Re: Non-enumerable devices on USB and other enumerable buses

From: Mark Brown
Date: Mon Aug 12 2013 - 17:40:38 EST


On Mon, Aug 12, 2013 at 01:50:07PM -0700, Greg Kroah-Hartman wrote:
> On Mon, Aug 12, 2013 at 12:23:44PM +0100, Mark Brown wrote:

> > I don't think they're bus specific - the main issue with a lot of this
> > is that they're outside the infrastructure that the bus standardises so
> > we should have a general way of understanding this. There will be bits
> > where the bus needs to get involved but the overall pattern is generic.

> The "pattern" is generic, yes, we've been dealing with that for well
> over a decade now (pci hotplug controllers are "out of line" and control
> when/if a PCI is device is added/removed.)

> I'd argue that each bus needs special logic to handle this, just like
> PCI hotplug did it with their hotplug controller logic. Due to the
> nature of this type of thing, it's all out-of-line hardware that is
> custom to each device type / bus.

I agree that the bus will need some logic to handle this and I also
think Stephen is right that there are going to be some common patterns
for some device classes. However I do think that this is a common
problem for pretty much all buses so we should be factoring out as much
as possible from the buses so they only have to deal with their bit of
things. Most of the stuff that's worrying me is not anything the bus
should have any idea about beyond tunnelling the data to the device.

> > This doesn't work in general. These things aren't really platform
> > specific at all, they're features of the devices that apply to any
> > system using them and while for some use cases (like WiFi and BT power)
> > an external thing that just manually applies power will be enough in
> > other cases we want to know about the device even while it's off and the
> > driver might be able to do extra things at runtime if it knows about for
> > example having some control over signals to the device.

> No, the device isn't platform specific, but the logic needed to turn
> on/off is platform specific, otherwise the device would "just work"
> properly as the bus is self-discoverable.

> Much like rfkill is, as you point out. Those are all platform specific.

This is not just about power control - that's one of the simpler
applications but you're talking about essentially anything that might be
handled by platform data (or by the configuration SEPROMs on a
freestanding device for that matter, why would you put down an extra
part to configure the device when you can just load things from the AP).

> > For example in the Slimbus case we're normally talking about audio
> > CODECs.
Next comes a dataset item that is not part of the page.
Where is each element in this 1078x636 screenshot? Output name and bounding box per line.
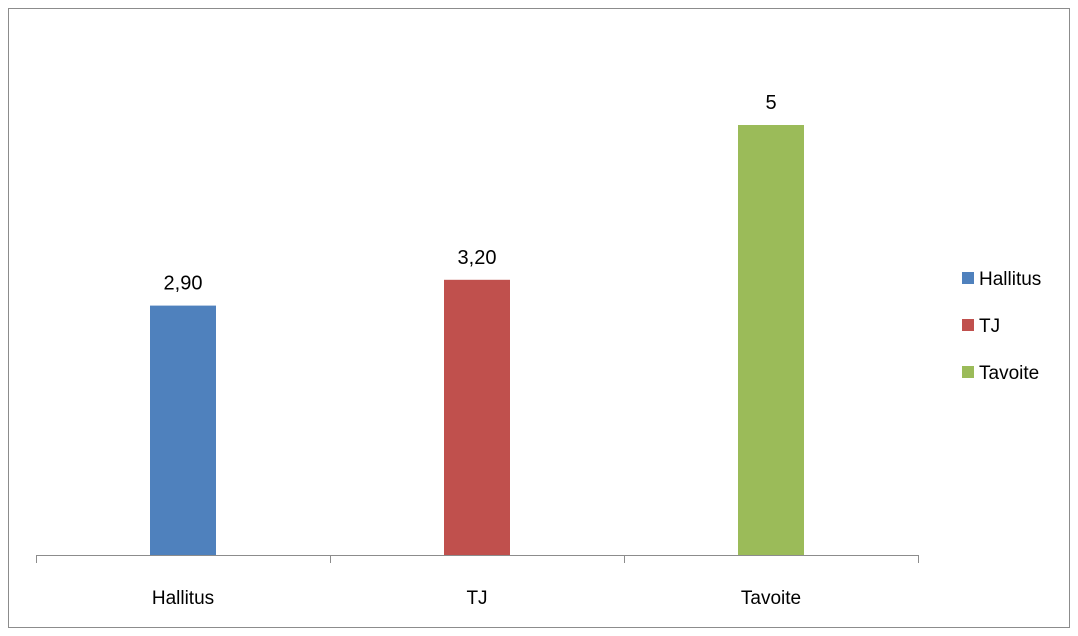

In order to preserve the userspace API the device has to appear
> > to be present at all times, the driver will remember the settings the
> > user is making to be applied when it actually powers up and indeed the
> > powering up should be kicked off as a result of userspac acting on the
> > apparently present device.

> That's some horrible hardware, who thought of that?

It's actually pretty nice hardware in many regards; the bus is a bit
underspecified for maximum bandwidth in modern systems but it gives you
standardised multi-drop data streaming over two wires muxed with control
which helps with the pin counts and with simplifying the system hardware
design.

The disappearing from the bus thing is because you're aiming to hit low
power idle (but still functioning) states consuming very small numbers
of microamps, even having a clock running is measurable.

> > > Perhaps a semi-generic "platform" driver could be created, that knows
> > > how to handle these settings in the DT, but odds are, that might be
> > > difficult to make generic enough to cover a wide range of boards, but
> > > without specifics, it's hard to tell.

> > There's things like the rfkill stuff already, and the reset controller
> > on the way, but again this only covers a fairly small subset of the
> > issues.

> "small subset"? How common is this type of thing?

Well, for Slimbus it's absolutely the norm, I've never seen a Slimbus
device that didn't have a need for platform data. The small subset
there is of the problems rather than the devices - you'll cover a large
set of devices with a common helper like rfkill but trying to handle
everything with that pattern doesn't seem like it'll work.